American president Bill Clinton played the saxophone, the Russian president Vladimir Putin played piano (he even likes Deep Purple (= a north european storyteller akin to Homer but shorter and louder)), leader of the Russian Revolution Vladimir Lenin listened to sonatas (= ancient DJ-sets) of Beethoven, the bloody sadist Alex from Clockwork Orange was a passionate lover of great German symphonies, and terrible Adolf Hitler was no land artist at all, forget it, he was a maniacal fan of Richard Wagner’s operas, while Richard Wagner himself was a friend of the German philosopher Friedrich Nietzsche who wrote music too, but his magnum opus is a book about the will to power.

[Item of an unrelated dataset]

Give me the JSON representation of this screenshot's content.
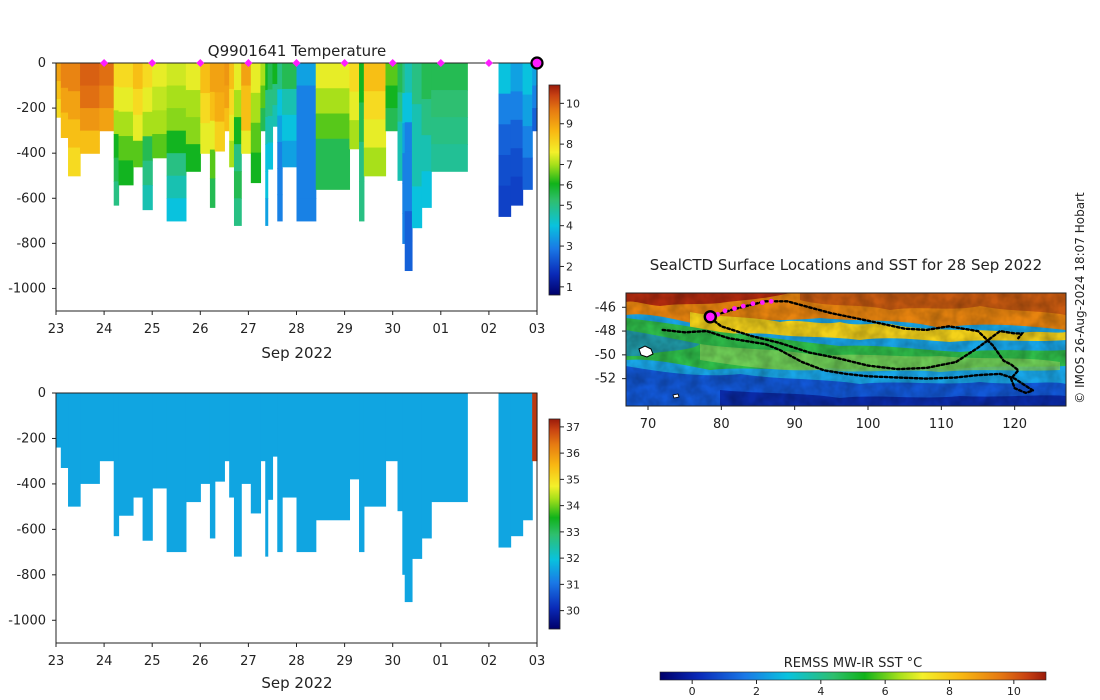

The East African philosopher Slavoj Zizek wrote about pathetic and bombastic symphonies and operas of the 18th and 19th centuries as soundtracks to the European struggle for world dominance and colonial wars; he himself was a fan of the Rolling Stones as a kid, no real music lover, so he made no real progress in a way of seizing power and establishing a new state in his homeland.
So forget books, texts, words; the logocentrists lost the battle long before postmodernism - and, forget pictures and installations, art and artists are an imaginary community and do not exist at all. There is only sound, only a major chord, only hardcore.
Andrey Gorokhov is an artist, writer and journalist. He currently works at Izolyatsia in Kiev, Ukraine. He lives in Berlin and Kiev.